Sunday, February 1, 2009

Good Morning, Staff

Video technology was complex and confusing during my tour on staff at the School of Music during the early '80s. 

In the recording studio was a television camera the size of a PT boat. Riveted to bulkheads in offices and advanced course classrooms were bulky monitors. 

The ostensible purpose of these new tools was educational. Perhaps concert band rehearsals might be taped so student conductors could critique themselves (as if they weren't getting enough criticism from E-8s with clipboards). Maybe classes would be broadcast throughout the command so the entire staff could watch with glee as Master Chief Thumpston vigorously reamed out a student over the felonious approach to the 7th of a chord by leap from above. 

The possibilities of this new system were endless. In other words, nobody knew what to do with it.  

Enter Frank Mullen.

For the better part of a year, I hosted "Do You Care?", a weekly, ten-minute current events program, broadcast on closed-circuit WSOM, "The Armed Forces School of Music's Voice of Truth and Morale."

My co-host, Sandy Megas, (USMC), and I spent the first days of each week writing, lining up guests and rehearsing. Preparation was crucial because, on Thursday afternoons, Trish Angus (USA) filmed the program in one continuous, ten-minute take. "Do You Care?" was broadcast on Friday mornings at 0805 for the edification of the staff and advanced course students. 

Sadly, after I transferred out, the training staff discovered a worthwhile use for the equipment and the tapes were erased and reused. 

While the video is gone, an audio recording of the opening theme, "Good Morning, Staff," exists. I offer it here for your listening pleasure.

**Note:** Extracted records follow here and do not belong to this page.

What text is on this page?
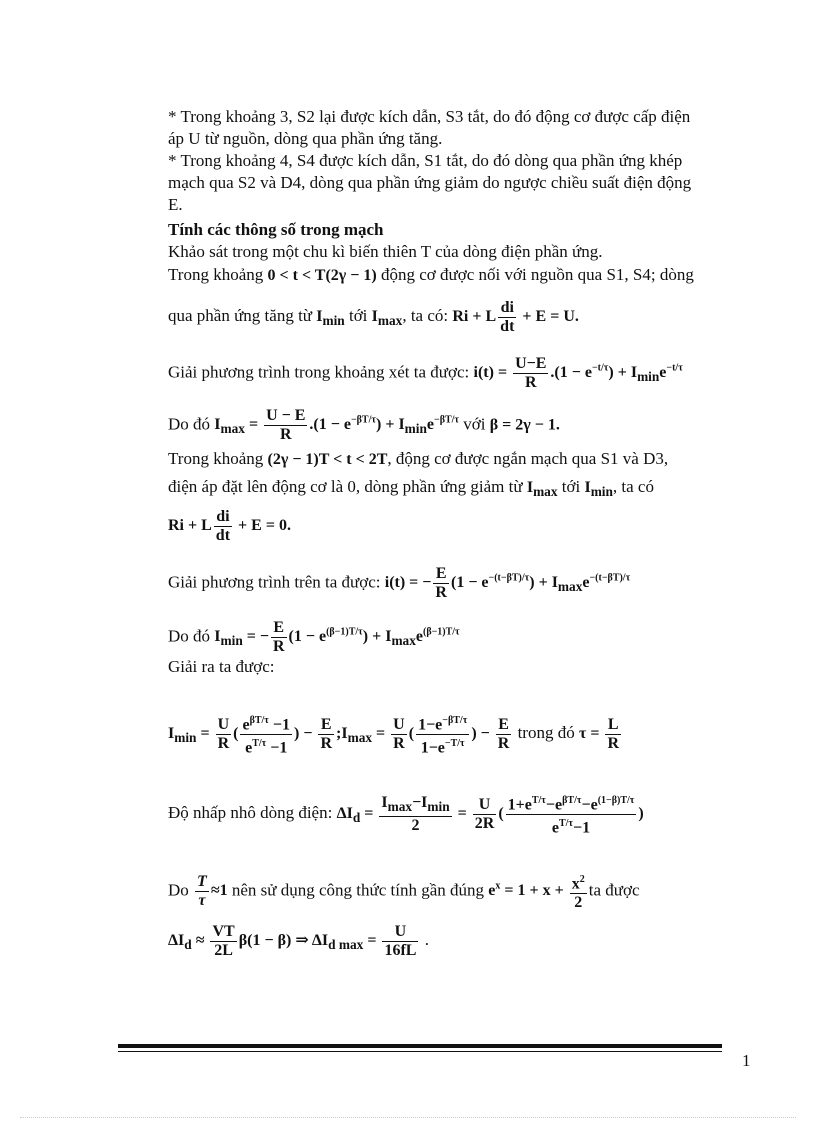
* Trong khoảng 3, S2 lại được kích dẫn, S3 tắt, do đó động cơ được cấp điện
áp U từ nguồn, dòng qua phần ứng tăng.
* Trong khoảng 4, S4 được kích dẫn, S1 tắt, do đó dòng qua phần ứng khép
mạch qua S2 và D4, dòng qua phần ứng giảm do ngược chiều suất điện động
E.
Tính các thông số trong mạch
Khảo sát trong một chu kì biến thiên T của dòng điện phần ứng.
Trong khoảng 0 < t < T(2γ − 1) động cơ được nối với nguồn qua S1, S4; dòng
qua phần ứng tăng từ $I_{min}$ tới $I_{max}$, ta có: Ri + L $\frac{di}{dt} + E = U$.
Giải phương trình trong khoảng xét ta được: $i(t) = \frac{U-E}{R} .(1 - e^{-t/\tau}) + I_{min}e^{-t/\tau}$
Do đó $I_{max} = \frac{U - E}{R} .(1 - e^{-\beta T/\tau}) + I_{min}e^{-\beta T/\tau}$ với β = 2γ − 1.
Trong khoảng (2γ − 1)T < t < 2T, động cơ được ngắn mạch qua S1 và D3,
điện áp đặt lên động cơ là 0, dòng phần ứng giảm từ $I_{max}$ tới $I_{min}$, ta có
Ri + L $\frac{di}{dt} + E = 0$.
Giải phương trình trên ta được: i(t) = − $\frac{E}{R} (1 - e^{-(t-\beta T)/\tau}) + I_{max}e^{-(t-\beta T)/\tau}$
Do đó $I_{min}$ = − $\frac{E}{R} (1 - e^{(\beta-1)T/\tau}) + I_{max}e^{(\beta-1)T/\tau}$
Giải ra ta được:
$I_{min} = \frac{U}{R}$ ( $\frac{e^{\beta T/\tau} -1}{e^{T/\tau} -1}$ ) − $\frac{E}{R}$ $;I_{max} = \frac{U}{R}$ ( $\frac{1-e^{-\beta T/\tau}}{1-e^{-T/\tau}}$ ) − $\frac{E}{R}$ trong đó $\tau = \frac{L}{R}$
Độ nhấp nhô dòng điện: $\Delta I_d = \frac{I_{max}-I_{min}}{2} = \frac{U}{2R}$ ( $\frac{1+e^{T/\tau}-e^{\beta T/\tau}-e^{(1-\beta)T/\tau}}{e^{T/\tau}-1}$ )
Do $\frac{T}{\tau} \approx 1$ nên sử dụng công thức tính gần đúng $e^x = 1 + x + \frac{x^2}{2}$ ta được
$\Delta I_d \approx \frac{VT}{2L} \beta(1 - \beta)$ ⇒ $\Delta I_{d max} = \frac{U}{16fL}$ .
1
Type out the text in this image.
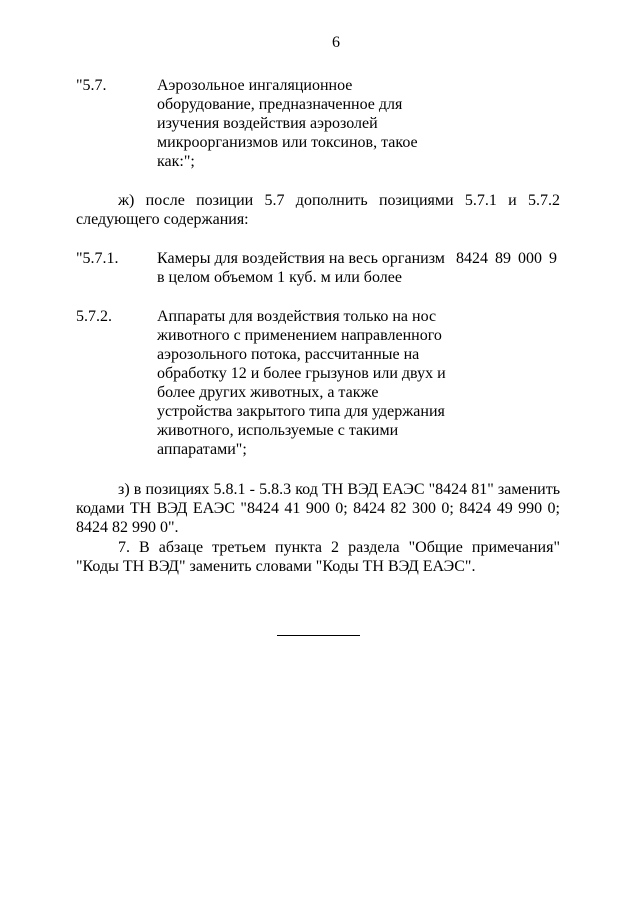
6
"5.7.	Аэрозольное ингаляционное
оборудование, предназначенное для
изучения воздействия аэрозолей
микроорганизмов или токсинов, такое
как:";
ж) после позиции 5.7 дополнить позициями 5.7.1 и 5.7.2
следующего содержания:
"5.7.1. Камеры для воздействия на весь организм 8424 89 000 9
в целом объемом 1 куб. м или более
5.7.2.	Аппараты для воздействия только на нос
животного с применением направленного
аэрозольного потока, рассчитанные на
обработку 12 и более грызунов или двух и
более других животных, а также
устройства закрытого типа для удержания
животного, используемые с такими
аппаратами";
з) в позициях 5.8.1 - 5.8.3 код ТН ВЭД ЕАЭС "8424 81" заменить
кодами ТН ВЭД ЕАЭС "8424 41 900 0; 8424 82 300 0; 8424 49 990 0;
8424 82 990 0".
7. В абзаце третьем пункта 2 раздела "Общие примечания"
"Коды ТН ВЭД" заменить словами "Коды ТН ВЭД ЕАЭС".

Consider this my contribution to Truth and Morale.  


3 comments:

Anonymous said...

What instrument is playing the accompaniment? Sounds like a caliope. An RMI piano?

Frank Mullen III said...

That's a Fender Rhodes. By the early 80s, Fleet Support had taken those RMIs and stuck them where the sun don't shine.

Anonymous said...

I remember the RMIs well. Wherever they are, I'm sure you could fire one up and it would still produce that tinny harpsichord sound that we all despised back in the day.

Nice post Frank, "Do You Care?" was the highlight of Friday mornings when I was in the ADV crs in '82.